Should the assets of these retirees fall below a certain level, they will be entitled to the age pension as anyone else, therefore why does the government provides the rich retirees with such huge tax concessions, while punishing the retirees at the lower income scale with the punitive means-test of the age pension?
Retiree 3)
Is an ex-politician or highly paid public servant, in receipt of a defined benefit pension of $100,000, on which he/she will have to pay tax, but he/she gets a 10% tax offset, which equals $10,000 after reaching retirement age, but before retiring, the public servant can establish a SMSF and contribute into it extra with tax concessions if the $25,000 total for under fifty and $50,000, if over fifty is not exceeded and in addition he/she can contribute $150,000 from after tax income, and the earnings from the SMSF will only attract 15% tax, and when the person reaches the age of 60 even the income will be completely tax-free for the SMSF.

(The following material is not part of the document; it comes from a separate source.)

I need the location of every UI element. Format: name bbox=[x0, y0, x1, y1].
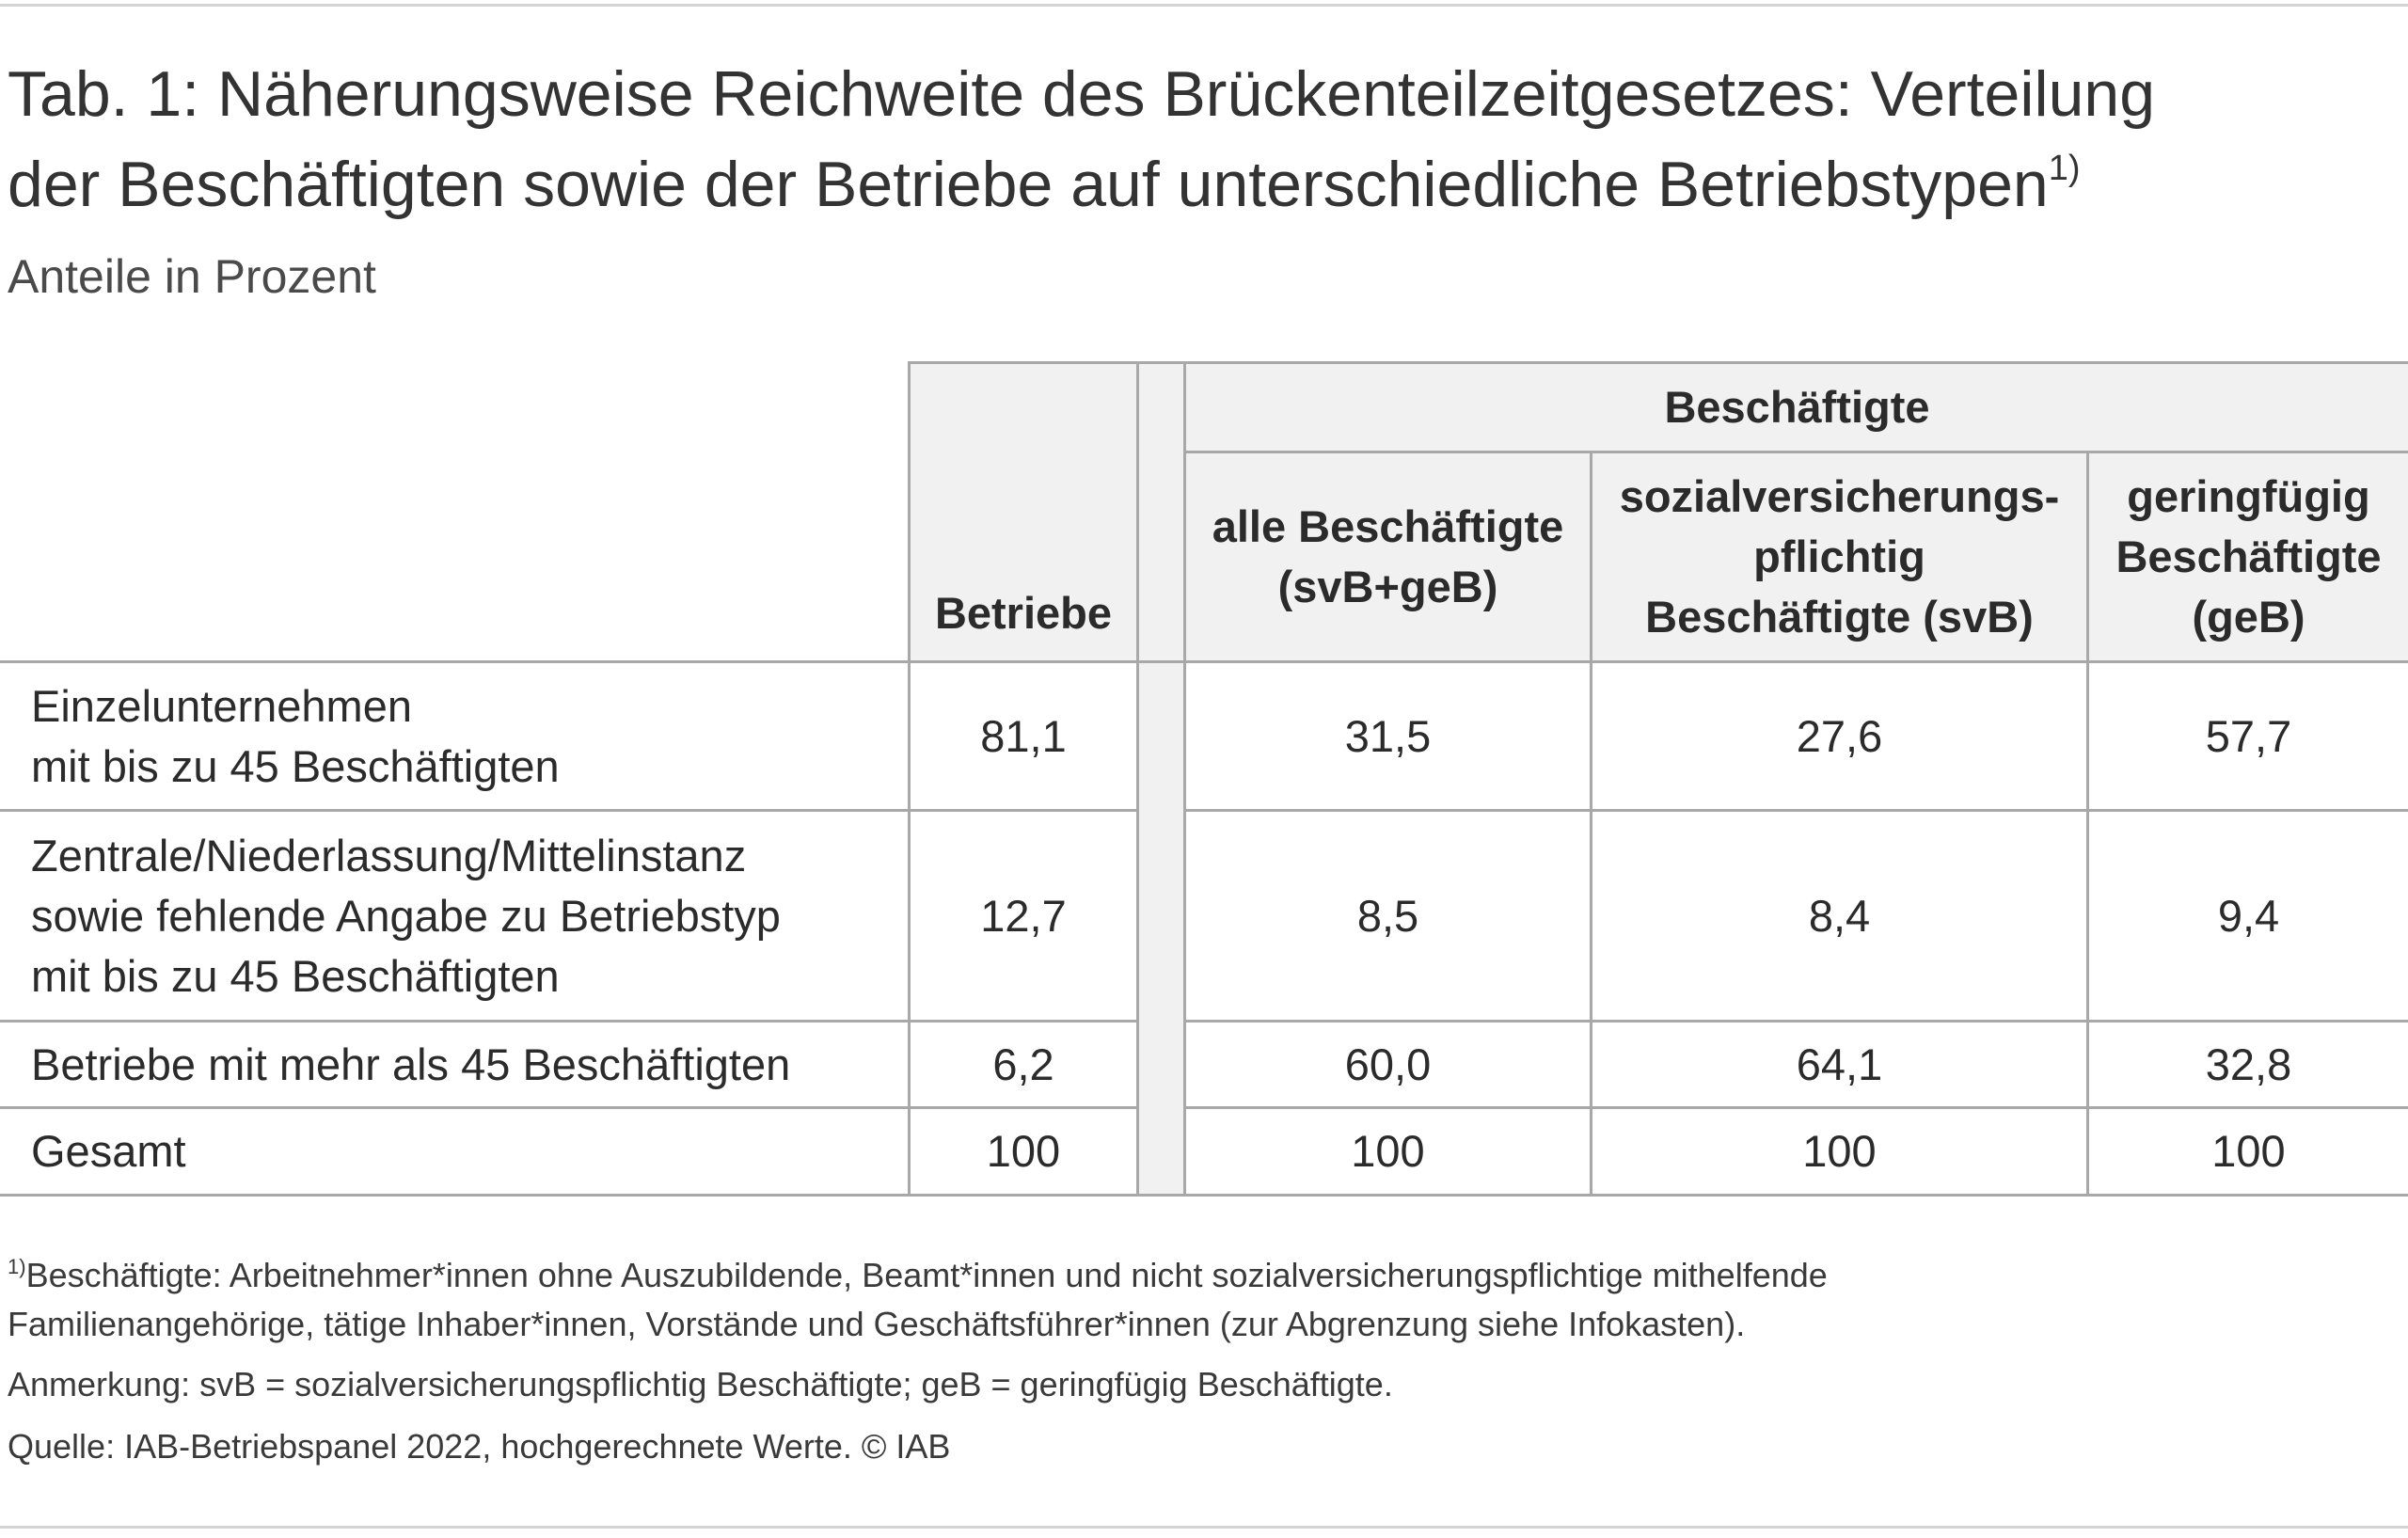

Retiree’s 2) are well represented by the media and the super industry, as well as the Unions, and retiree’s 3) are represented by the government, and ironically by the leadership of various retiree Associations, like ACPSRO and its affiliated Associations,Acoss,COTA, but who represents retiree’s 1) the part- pensioners who are being robbed of a decent standard of living in retirement by the means-test of the age pension.
What is the fairest solution; scrap the mean test of the age pension and scrap all tax concessions for super.
Will the government change anything, as long as the above mentioned Associations support the government; never.
.
Is there any other country which treats its citizens in such a discriminatory manner?